4. Lower Risk For Cancer
Those who consume caffeine on a regular basis in moderate dosages may also enjoy a lower risk factor for cancer. Drinking one or two cups of coffee per day can provide this benefit, so if cancer runs in your family, it’s something to strongly consider.
Note though that this should be black coffee – not coffee loaded with sugar. As soon as sugar enters the picture, it’s going to take away any health promotion effects that caffeine may have.
If you want even better benefits, choose green tea.
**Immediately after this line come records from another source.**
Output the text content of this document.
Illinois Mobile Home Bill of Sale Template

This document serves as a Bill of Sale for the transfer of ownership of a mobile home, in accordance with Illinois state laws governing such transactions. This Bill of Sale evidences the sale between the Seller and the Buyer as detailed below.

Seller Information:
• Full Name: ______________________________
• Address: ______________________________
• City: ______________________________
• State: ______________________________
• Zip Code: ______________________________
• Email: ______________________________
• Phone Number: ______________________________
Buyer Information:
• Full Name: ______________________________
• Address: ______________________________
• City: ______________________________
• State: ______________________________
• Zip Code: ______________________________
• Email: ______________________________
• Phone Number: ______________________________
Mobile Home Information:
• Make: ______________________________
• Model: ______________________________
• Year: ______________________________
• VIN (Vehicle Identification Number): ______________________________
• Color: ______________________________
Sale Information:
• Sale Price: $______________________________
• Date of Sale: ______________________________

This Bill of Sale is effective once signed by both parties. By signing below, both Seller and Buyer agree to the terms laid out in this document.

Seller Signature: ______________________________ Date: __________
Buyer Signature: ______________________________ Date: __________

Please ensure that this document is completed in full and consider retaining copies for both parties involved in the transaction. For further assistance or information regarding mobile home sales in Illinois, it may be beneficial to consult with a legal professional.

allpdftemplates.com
While you won’t get quite as much caffeine from green tea as you would from coffee, with green tea you will get a high dose of antioxidants, which can then help combat free radical damage that could lead to cancer development over time.
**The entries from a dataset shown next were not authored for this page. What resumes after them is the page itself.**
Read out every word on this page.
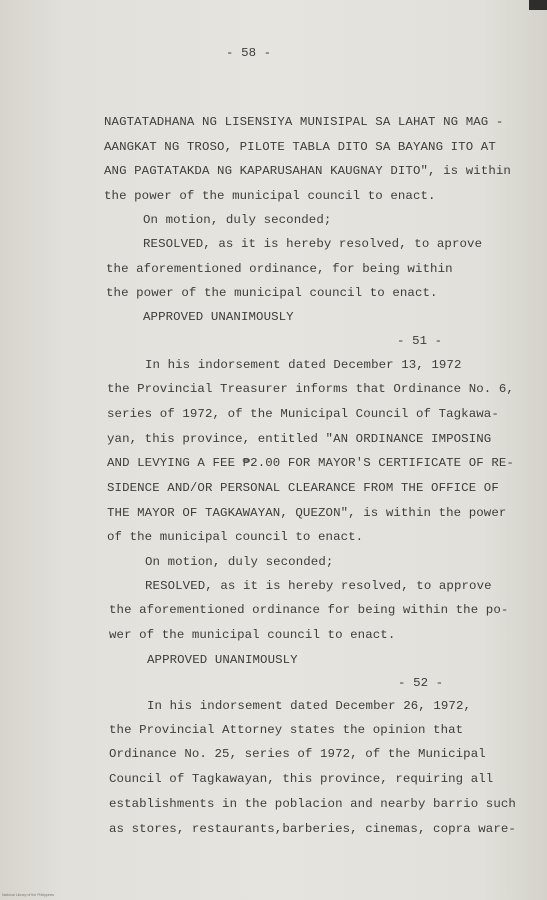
- 58 -
NAGTATADHANA NG LISENSIYA MUNISIPAL SA LAHAT NG MAG -
AANGKAT NG TROSO, PILOTE TABLA DITO SA BAYANG ITO AT
ANG PAGTATAKDA NG KAPARUSAHAN KAUGNAY DITO", is within
the power of the municipal council to enact.
On motion, duly seconded;
RESOLVED, as it is hereby resolved, to aprove
the aforementioned ordinance, for being within
the power of the municipal council to enact.
APPROVED UNANIMOUSLY
- 51 -
In his indorsement dated December 13, 1972
the Provincial Treasurer informs that Ordinance No. 6,
series of 1972, of the Municipal Council of Tagkawa-
yan, this province, entitled "AN ORDINANCE IMPOSING
AND LEVYING A FEE ₱2.00 FOR MAYOR'S CERTIFICATE OF RE-
SIDENCE AND/OR PERSONAL CLEARANCE FROM THE OFFICE OF
THE MAYOR OF TAGKAWAYAN, QUEZON", is within the power
of the municipal council to enact.
On motion, duly seconded;
RESOLVED, as it is hereby resolved, to approve
the aforementioned ordinance for being within the po-
wer of the municipal council to enact.
APPROVED UNANIMOUSLY
- 52 -
In his indorsement dated December 26, 1972,
the Provincial Attorney states the opinion that
Ordinance No. 25, series of 1972, of the Municipal
Council of Tagkawayan, this province, requiring all
establishments in the poblacion and nearby barrio such
as stores, restaurants,barberies, cinemas, copra ware-
National Library of the Philippines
Green tea also provides a thermogenic effect itself, so when you come this with the impact of caffeine, it’s a great beverage choice for those who are looking to lean down.
3. Reduced Risk-Factor For Stroke
In addition to possibly lowering your risk factor for cancer, caffeine can also help you decrease your risk factor for stroke as well. Moderates doses of caffeine can help boost brain health even, reducing your risk of Alzheimer’s disease.
This appears to be evident for doses up to 200 mg per day. Over that level, you might start seeing more harm than good.
If you plan to use a pre-workout that contains caffeine, make sure that you are being very careful about how much you take in as these alone often contain 200 mg or more.
If you are also adding two cups of coffee to that at the beginning of your day, you need to cut back or risk negative consequences.
2. Prevention Of Type 2 Diabetes
Using caffeine on a regular basis may also help to reduce your risk factor for developing type 2 diabetes as well.
Each cup of coffee consumed per day may lower your risk factor by 5-10%, so this can really add up. An adult consuming two to three cups per day, could see marked declines in the chances they begin to suffer form this condition.
Note though that coffee’s benefits are not going to overcome a poor diet plan. If you are eating high-sugar foods all day long, don’t think that having coffee is going to simply counteract this.
Nothing is going to overcome a diet rich in sugar and processed foods when it comes to diabetes, so you still must be sure that you’re eating right at all times.
1. Lower DOMS Post Workout
Finally, the last benefit that you can appreciate from using caffeine on a regular basis is experiencing a lower overall level of delayed onset of muscle soreness after your workout session.
Caffeine is going to boost blood pressure, which means more oxygen and nutrient flow will be getting to the muscle tissues, which can help with the overall repair process.
If you typically wake up sore after your heaviest workout session of the week, consider using caffeine prior to doing that session. You might just find that this helps minimize that soreness.
Of course you should note that in addition to using caffeine, a proper warm-up, cool-down, stretching, and possibly foam rolling should also be used.
So there you have the key benefits of caffeine to note. If you are not currently making use of this supplement, now is definitely the time to give it a try. You have much to gain from including a moderate daily dose in your protocol.